To start with, I prepared the wine marinade. The recipe called for Burgundy wine to be used; however, as I had no Burgundy, I used an Australian Cabernet Sauvignon instead. I chopped up a carrot, an onion, ginger and garlic, and added them to the wine. I also added soy sauce and peppercorns, and simmered everything together.

After it had simmered for around 20 minutes, I turned the heat off and let it cool for a bit. The recipe didn’t state to let it cool before pouring over the pork, but I didn’t think it was good to pour boiling hot liquid over the pork! Meanwhile, I cut the pork up into strips, and put them into a bowl. When the marinade had cooled slightly, I poured it over the top of the pork (vegetables and all) and put the whole thing in the fridge overnight.

The next day, I took the pork out of the marinade and patted it dry on some paper towels. As you can see, the pork had changed colour – although depending on how it had been exposed to the marinade determined its colour.

I then took each piece and put it between two pieces of greaseproof paper, and banged it with my meat mallet until they were fairly thin – about 1cm. I wasn’t concerned with getting them super thin as they still had a lot of cooking time to go, but it’s always good to do violence to some meat!

Once they were all flattened, I added some butter to my casserole dish and browned the pork piece by piece.

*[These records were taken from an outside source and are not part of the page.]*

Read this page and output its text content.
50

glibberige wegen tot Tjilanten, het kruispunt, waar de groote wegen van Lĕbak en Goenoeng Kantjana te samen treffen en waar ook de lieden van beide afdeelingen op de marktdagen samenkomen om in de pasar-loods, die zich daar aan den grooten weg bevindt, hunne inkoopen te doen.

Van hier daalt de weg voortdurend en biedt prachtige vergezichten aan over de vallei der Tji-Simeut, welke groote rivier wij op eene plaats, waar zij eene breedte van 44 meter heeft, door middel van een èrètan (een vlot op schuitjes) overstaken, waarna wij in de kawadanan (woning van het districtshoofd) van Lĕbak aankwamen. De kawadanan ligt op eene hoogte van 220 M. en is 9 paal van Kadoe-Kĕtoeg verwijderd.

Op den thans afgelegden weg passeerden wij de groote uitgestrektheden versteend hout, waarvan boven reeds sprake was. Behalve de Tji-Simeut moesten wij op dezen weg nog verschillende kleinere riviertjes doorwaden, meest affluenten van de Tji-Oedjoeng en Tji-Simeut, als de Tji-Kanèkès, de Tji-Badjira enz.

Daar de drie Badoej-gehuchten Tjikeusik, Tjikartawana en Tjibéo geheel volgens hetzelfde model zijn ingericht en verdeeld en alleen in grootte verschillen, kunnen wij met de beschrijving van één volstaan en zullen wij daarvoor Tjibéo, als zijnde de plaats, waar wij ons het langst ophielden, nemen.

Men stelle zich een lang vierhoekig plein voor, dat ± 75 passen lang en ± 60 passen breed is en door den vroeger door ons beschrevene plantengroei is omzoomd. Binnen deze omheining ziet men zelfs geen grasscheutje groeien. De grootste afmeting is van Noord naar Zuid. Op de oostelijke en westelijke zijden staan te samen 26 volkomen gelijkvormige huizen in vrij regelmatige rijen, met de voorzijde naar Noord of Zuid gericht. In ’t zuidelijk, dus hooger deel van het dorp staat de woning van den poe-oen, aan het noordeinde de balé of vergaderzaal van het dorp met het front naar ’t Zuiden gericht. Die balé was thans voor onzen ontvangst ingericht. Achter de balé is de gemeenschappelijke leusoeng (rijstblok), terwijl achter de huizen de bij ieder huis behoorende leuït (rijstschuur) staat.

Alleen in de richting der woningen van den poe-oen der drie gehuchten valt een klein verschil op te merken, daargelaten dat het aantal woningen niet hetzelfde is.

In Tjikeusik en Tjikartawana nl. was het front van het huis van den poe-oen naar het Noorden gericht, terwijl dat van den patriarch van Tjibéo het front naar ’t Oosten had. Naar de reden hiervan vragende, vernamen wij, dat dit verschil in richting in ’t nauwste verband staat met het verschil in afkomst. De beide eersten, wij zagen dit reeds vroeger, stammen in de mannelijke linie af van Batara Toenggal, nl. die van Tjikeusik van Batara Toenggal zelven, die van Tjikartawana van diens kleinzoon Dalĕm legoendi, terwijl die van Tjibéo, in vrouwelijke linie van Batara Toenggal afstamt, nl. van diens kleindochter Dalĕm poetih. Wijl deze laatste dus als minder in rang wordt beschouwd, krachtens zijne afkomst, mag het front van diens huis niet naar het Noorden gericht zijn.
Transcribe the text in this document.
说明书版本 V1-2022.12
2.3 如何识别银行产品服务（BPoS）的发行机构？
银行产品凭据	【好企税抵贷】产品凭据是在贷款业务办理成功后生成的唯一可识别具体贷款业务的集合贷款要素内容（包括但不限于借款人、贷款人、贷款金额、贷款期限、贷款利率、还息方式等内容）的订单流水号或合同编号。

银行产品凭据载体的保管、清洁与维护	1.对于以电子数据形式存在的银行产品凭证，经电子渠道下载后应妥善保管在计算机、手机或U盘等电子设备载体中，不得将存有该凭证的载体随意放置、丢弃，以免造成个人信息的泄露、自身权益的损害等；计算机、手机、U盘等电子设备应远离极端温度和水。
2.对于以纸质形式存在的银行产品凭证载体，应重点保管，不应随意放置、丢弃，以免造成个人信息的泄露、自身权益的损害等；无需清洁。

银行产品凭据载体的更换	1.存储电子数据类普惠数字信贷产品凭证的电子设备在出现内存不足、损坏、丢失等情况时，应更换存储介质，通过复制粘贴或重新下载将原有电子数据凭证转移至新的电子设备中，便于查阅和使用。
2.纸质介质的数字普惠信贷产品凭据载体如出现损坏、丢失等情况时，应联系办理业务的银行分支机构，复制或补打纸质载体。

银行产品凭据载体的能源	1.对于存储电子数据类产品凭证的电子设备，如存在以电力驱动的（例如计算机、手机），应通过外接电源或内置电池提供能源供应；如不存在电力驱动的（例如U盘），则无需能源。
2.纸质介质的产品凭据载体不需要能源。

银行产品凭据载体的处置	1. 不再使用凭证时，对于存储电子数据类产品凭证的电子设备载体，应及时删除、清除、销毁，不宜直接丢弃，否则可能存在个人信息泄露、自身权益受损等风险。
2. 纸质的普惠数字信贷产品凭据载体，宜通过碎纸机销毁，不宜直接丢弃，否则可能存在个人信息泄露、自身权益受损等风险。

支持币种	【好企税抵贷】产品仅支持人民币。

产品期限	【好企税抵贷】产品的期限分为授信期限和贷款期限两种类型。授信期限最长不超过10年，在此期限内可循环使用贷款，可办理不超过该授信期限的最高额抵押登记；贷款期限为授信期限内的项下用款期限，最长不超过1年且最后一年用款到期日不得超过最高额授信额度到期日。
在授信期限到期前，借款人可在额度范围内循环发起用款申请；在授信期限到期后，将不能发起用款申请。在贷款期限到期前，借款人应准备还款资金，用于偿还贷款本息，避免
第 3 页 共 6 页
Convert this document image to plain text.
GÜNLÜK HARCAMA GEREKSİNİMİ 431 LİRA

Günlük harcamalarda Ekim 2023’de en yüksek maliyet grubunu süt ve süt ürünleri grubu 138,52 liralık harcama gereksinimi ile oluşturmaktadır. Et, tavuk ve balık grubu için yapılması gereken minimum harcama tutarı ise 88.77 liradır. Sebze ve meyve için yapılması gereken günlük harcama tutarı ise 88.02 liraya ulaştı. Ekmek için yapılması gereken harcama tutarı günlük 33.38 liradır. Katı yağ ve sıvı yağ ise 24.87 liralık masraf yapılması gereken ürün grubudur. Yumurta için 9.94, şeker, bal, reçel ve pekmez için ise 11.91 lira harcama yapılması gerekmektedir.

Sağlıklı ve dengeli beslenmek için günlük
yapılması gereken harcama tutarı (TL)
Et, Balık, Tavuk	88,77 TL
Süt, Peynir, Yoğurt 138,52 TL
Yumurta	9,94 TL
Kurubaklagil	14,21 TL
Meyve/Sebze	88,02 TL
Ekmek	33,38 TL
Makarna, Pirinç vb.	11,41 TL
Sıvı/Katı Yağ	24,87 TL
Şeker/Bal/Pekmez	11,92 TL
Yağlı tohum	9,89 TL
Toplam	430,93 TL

After they were all browned, I arranged all the pieces in the casserole dish, and poured the marinade back over them until they were all covered. The casserole dish then went into the oven for about 1 1/2 hours. After it had cooked, I set the pot aside and began to make the sauce.

To make the sauce, I first made a roux with flour and butter. Then I added the juice / marinade from the cooked lamb until it turned into a sauce.

I also stirred in a spoonful of dijon mustard. As you can see it was quite thick and bubbled slowly as it simmered. When it had simmered for about 10 minutes, I decided it was done and that the lamb was ready to serve.

I placed a couple pieces of the lamb on each plate, added some of the vegetables used in the marinade, and put the sauce on top.

And the verdict: the lamb was very nice and tasty without being too rich or overwhelming. The flavours in the marinade had penetrated into the meat, and the sauce added a nice touch with the addition of the mustard. The only complaint I had was that it was quite salty – not so salty that we couldn’t eat it, but salty enough to notice it. I was wondering if this was because of my use of soy sauce – I added the quantity mentioned in the recipe, but maybe my soy sauce was more concentrated than the one used to make the recipes in the book?

As with the medieval stew I made, I’m amazed when I make this kind of recipe and it comes out with so much flavour. When I read the recipes, I know they’ll taste nice enough, but they come out so much better than that! In this case, the combination of the marinating and then the long cooking time meant the meat was very nicely flavoured without being dry or tough.

I can definitely see why these pork fillets are such a regular staple at the Wolfe residence. I am keen to try some of the other marinades and cooking liquids mentioned at the start of this post, such as beer and brown sauce. Also: it is a good excuse to do violence to some meat, an opportunity which is never to be missed!